When Zimbabwe hosts the Southern African Development Community (SADC) Transfrontier Conservation Areas (TFCA) International Conference and Summit from May 19 to 23, 2025, it won’t just be another high-level gathering. It will be a litmus test of the region’s political will, conservation vision, and readiness to align nature-based solutions with sustainable development goals. Taking place in Harare under the theme “Transfrontier Conservation Areas – 25 Years of Cooperation for Regional Integration and Sustainable Development,” the summit arrives at a time when the region faces escalating climate risks, strained ecosystems, and rising demands for economic reform.
TFCA initiatives, which are essentially large conservation zones that cut across national borders, have long been championed as both ecological and geopolitical tools. By jointly managing landscapes that are home to migratory wildlife and delicate ecosystems, member states have sought to build peace, strengthen tourism, and empower border communities. Yet the real challenge now lies in scaling these ideals into practical, sustained commitments backed by financing, technology, and regional cooperation.
For Zimbabwe, hosting this milestone event not only affirms its leadership in regional conservation diplomacy but also brings focus to its own ambitions to link biodiversity management with tourism recovery, rural development, and climate resilience. The country’s ecotourism assets—spanning from the majestic Victoria Falls to the vast Gonarezhou, are poised to benefit from enhanced collaboration, if the outcomes of this summit translate into action.
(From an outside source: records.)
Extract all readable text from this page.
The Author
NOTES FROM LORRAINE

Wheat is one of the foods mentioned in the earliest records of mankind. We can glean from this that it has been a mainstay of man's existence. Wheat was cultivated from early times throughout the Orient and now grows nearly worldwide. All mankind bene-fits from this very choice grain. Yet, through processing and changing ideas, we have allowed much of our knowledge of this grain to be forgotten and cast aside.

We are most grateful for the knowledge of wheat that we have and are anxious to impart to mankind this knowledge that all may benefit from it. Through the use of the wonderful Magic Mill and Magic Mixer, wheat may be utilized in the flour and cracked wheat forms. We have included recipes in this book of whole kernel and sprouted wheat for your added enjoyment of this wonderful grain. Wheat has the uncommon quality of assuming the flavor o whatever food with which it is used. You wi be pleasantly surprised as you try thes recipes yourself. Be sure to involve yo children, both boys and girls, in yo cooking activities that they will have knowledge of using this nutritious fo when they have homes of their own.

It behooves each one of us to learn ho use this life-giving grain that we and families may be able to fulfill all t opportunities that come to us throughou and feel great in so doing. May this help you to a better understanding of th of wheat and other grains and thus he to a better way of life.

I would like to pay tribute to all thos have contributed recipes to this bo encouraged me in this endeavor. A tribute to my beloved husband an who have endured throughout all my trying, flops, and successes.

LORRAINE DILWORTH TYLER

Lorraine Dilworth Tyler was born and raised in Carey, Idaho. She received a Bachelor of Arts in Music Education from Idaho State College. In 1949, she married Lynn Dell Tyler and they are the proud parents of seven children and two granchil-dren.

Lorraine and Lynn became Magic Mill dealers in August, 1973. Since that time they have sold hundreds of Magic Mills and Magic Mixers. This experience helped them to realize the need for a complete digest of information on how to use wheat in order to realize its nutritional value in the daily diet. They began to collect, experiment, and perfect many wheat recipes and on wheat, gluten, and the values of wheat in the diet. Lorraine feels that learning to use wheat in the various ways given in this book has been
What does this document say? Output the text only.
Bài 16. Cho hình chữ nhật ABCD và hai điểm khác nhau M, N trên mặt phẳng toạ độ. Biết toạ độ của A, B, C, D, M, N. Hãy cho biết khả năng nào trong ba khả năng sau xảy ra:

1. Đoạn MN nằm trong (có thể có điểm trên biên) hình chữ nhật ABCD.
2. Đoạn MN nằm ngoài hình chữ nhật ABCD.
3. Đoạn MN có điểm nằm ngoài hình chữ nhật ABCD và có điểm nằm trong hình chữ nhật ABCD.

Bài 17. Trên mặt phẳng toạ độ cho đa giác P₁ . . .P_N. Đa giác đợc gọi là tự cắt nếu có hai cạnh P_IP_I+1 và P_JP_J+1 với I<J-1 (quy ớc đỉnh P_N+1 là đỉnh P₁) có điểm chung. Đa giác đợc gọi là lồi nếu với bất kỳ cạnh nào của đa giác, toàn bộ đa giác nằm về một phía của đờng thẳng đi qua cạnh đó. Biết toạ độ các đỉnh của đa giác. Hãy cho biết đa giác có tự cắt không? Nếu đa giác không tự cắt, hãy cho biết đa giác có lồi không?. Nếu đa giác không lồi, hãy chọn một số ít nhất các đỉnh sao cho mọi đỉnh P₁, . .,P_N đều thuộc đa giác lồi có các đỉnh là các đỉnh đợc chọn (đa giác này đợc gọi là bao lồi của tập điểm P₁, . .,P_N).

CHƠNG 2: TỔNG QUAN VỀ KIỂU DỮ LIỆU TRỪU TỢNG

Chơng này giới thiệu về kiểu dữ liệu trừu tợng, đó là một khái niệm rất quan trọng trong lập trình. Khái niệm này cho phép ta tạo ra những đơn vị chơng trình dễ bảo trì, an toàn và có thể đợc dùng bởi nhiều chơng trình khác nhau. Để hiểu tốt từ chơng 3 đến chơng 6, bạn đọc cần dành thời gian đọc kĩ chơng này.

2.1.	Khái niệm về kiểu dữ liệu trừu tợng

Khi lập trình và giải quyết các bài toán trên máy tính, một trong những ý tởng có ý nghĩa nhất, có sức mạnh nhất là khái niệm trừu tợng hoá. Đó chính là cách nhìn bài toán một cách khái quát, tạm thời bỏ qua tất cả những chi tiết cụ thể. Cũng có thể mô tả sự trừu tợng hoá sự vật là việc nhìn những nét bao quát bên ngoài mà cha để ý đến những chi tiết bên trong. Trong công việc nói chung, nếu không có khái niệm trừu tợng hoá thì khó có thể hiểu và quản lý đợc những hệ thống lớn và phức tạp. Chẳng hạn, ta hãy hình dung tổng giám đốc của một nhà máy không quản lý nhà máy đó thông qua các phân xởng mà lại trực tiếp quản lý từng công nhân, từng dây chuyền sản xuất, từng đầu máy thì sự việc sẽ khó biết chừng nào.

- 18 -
The support from development partners such as the European Union (EU) and the German government, through GIZ, provides a critical foundation. Their backing of the Joint Action “NaturAfrica / Climate Resilience and Natural Resource Management in the SADC (C-NRM) Programme” ensures that the summit will go beyond talk, focusing on investment pipelines, cross-border management frameworks, and disaster risk reduction strategies. These are the practical enablers that TFCAs need to move from concept to impact.
Crucially, the summit is expected to culminate in new agreements, sustainable financing arrangements, and an actionable TFCA roadmap. This will not only determine the pace of implementation but also measure how seriously SADC member states value biodiversity as a development pillar. Political speeches will matter less than whether governments agree to resource and operationalise the joint management frameworks they sign.
At a broader level, the summit offers an opportunity to deepen regional integration through environmental cooperation. TFCAs remain one of the few frameworks where countries voluntarily cede a degree of sovereignty in favour of shared stewardship, a powerful symbol in a region that still grapples with fragmentation in trade, mobility, and infrastructure.
As delegates prepare to descend on Harare, expectations will run high. Will this be the summit that anchors TFCAs firmly within the AU’s Agenda 2063 and SADC’s development blueprint? Will it deliver not just commitments but mechanisms for accountability, community benefit, and adaptive conservation amid climate change? If the answers lean toward “yes,” then this conference will not only mark 25 years of TFCA cooperation, it will mark a new beginning.